R35GT-Rは鍛え抜かれたアスリートのような美しさを表現

 R35型GT-Rは高次元のドライビングプレジャー実現のため、ボディ全体から細部の造形に至るまで空力性能と機能に裏づけられた最新のスポーツカースタイリングを創出する。エクステリアは、鍛え抜かれたアスリートのような美しさを表現。フロントセクションに関しては、シングルパワーインテークを取り入れて空気を乱すことなく後方に流しながらエンジンルームを効率よく冷却する構造に仕立てる。サイドビューについては、ボリューム感あふれるリアフェンダーやスロープしたルーフラインを持つエアロブレードキャノピー、スウォードエッジと称する屈曲したCピラーなどによって、ボディ後方への空気の流れを整える形状としながらGT-Rの血統を感じさせるデザインとした。リア部は大胆にカットしたシャープなボディ後端に、伝統の4つのリング型テールランプをセットしたことが特徴。

 インテリアについてはドライビングのための機能を徹底追求する。コクピットはドライバーを囲むようなレイアウトで構成し、そのうえでメータークラスターからセンターのマルチディスプレイ、ドアミラーまでの高さを水平に揃えた配置とすることで高速走行での視線移動が少ないデザインに仕立てた。フロントシートにはホールド感を高め、かつクッション前方のサイドの張り出しを弱めることによりロングツーリング時に膝から前を自由にしてリラックスできる専用デザインのバケットタイプを採用。また、2名掛けのリアシートは左右を明確に分割するとともに、センターコンソールからの連続感を持たせることで高い剛性感を演出した。

“超魅惑・超洗練・超高性能”を標榜したV36型スカイライン クーペ

 2007年10月には、“超魅惑・超洗練・超高性能”の実現を開発コンセプトに据えたCKV36型スカイライン クーペがデビューする。車両デザインは「艶やかで躍動感のあるスタイリングの構築」がテーマ。フロント部はヘッドランプ内側まで絞り込んだフェンダーラインや強い抑揚のあるエンジンフード、彫刻的な輝きをみせるフロントグリルで構成し、サイドビューはクーペならではの流れるようなラインと面の美しさを基本に、力強くかつ優雅にカーブするフェンダーやシャープにカットしたシルなどで躍動感を表現する。リアセクションはショルダーやリアエンドにボリューム感を持たせることで、特徴のあるワイドなシルエットを演出した。

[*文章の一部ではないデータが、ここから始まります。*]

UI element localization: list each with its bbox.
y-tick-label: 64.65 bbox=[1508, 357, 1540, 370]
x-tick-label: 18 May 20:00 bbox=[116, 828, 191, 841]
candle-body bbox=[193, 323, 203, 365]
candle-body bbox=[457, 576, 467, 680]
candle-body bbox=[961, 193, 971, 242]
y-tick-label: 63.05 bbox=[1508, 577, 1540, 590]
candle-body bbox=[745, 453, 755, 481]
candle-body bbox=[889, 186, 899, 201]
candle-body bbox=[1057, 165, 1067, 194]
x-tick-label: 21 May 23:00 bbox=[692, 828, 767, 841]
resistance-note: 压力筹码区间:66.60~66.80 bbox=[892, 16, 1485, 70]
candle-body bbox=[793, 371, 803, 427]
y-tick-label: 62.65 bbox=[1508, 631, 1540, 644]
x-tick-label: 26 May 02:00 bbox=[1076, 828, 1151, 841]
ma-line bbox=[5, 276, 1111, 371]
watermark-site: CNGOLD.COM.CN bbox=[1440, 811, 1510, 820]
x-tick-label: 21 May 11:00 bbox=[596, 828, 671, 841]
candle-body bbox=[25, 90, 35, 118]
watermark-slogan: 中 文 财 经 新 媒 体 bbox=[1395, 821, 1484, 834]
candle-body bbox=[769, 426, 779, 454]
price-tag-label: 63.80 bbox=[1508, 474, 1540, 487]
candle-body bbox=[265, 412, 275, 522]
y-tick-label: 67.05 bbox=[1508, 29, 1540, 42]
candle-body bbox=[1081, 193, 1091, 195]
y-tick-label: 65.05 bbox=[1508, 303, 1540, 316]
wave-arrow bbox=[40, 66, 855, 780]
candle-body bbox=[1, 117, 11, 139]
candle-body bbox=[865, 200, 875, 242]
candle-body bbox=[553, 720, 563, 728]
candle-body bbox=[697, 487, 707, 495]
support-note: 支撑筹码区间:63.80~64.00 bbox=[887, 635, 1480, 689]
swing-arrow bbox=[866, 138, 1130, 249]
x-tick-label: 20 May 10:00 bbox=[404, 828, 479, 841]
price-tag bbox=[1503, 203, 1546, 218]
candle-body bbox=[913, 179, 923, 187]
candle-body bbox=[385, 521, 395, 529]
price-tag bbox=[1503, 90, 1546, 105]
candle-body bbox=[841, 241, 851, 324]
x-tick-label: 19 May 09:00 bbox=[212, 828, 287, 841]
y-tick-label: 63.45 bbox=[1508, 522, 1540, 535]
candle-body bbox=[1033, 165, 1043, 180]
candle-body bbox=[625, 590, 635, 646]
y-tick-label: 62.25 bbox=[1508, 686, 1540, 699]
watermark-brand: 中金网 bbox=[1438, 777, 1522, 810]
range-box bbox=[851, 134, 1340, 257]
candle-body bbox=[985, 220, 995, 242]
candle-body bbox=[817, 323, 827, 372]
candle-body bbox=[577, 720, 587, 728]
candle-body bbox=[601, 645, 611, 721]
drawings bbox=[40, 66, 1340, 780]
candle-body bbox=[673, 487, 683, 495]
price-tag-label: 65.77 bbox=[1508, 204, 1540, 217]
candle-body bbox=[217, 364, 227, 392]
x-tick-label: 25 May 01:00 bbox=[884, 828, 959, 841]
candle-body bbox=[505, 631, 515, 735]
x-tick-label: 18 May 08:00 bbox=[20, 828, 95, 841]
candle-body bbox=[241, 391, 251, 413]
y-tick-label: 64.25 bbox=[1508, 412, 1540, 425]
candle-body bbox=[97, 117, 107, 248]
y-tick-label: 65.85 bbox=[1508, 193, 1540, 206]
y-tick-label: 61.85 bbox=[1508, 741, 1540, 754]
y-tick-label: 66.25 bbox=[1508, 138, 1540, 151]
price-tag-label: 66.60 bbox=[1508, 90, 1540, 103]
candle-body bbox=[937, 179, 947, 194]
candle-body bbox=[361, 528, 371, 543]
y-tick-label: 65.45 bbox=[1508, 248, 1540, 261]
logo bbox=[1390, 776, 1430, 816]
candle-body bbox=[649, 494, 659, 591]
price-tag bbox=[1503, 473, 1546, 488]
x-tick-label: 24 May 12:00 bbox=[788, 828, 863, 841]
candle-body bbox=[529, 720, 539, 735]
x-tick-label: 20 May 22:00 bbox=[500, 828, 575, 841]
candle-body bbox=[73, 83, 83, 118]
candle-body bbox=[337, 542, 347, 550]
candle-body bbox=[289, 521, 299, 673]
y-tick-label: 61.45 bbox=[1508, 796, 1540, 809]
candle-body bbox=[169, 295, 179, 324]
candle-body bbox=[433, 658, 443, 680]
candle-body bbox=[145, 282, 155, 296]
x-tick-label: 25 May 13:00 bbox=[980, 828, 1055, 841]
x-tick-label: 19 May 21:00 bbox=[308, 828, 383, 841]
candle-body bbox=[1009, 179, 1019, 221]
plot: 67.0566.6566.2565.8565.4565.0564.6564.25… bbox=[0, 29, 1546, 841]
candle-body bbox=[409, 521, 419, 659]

 インテリアは、「走る楽しさに満ちた、高品質で快適な空間の演出」をテーマに掲げる。囲まれ感を創出したコクピットと、インパネからドアトリムへとスムーズに流れながら豊かな面を持つアシスト側とで前席まわりを構成し、スポーティかつ高品質な居住空間に仕上げた。

「全ては走りのために」をキーワードとした6代目フェアレディZ

 2008年12月になると、第6世代となるZ34型フェアレディZが市場に放たれる。開発キーワードは「全ては走りのために」。
 スタイリングに関しては、Z伝統のロングノーズ&ショートデッキのFRプロポーションを踏襲しながら、「アスリートの肉体のような有機的機械」の具現化を目指す。フロント部はブーメランモーションのヘッドランプや抑揚のあるボンネットおよびフェンダーラインなどで鋭く引き締まった精悍な顔つきを演出。サイドビューはヘッドランプからウエストへとアーチを描きながら駆け抜けるダイナミックなキャラクターラインが目を引く。リアセクションは駆動輪を強く感じさせるグラマラスなリアフェンダーやヘッドランプと同一イメージのリアコンビネーションランプなどを特徴とした。キャビン空間については、ヒップポイントの低下やステアリング傾斜角の最適化、ペダル間の段差の縮小などを実施し、スポーツドライビングに適した運転席ポジションを創出する。そのうえで、大径の回転計を中央に配した多層化メーターやZらしさを継承する3連サブメーター、ショルダー部にワイヤーフレームを追加してホールド性を高めた新形状シートなどを組み込んでいた。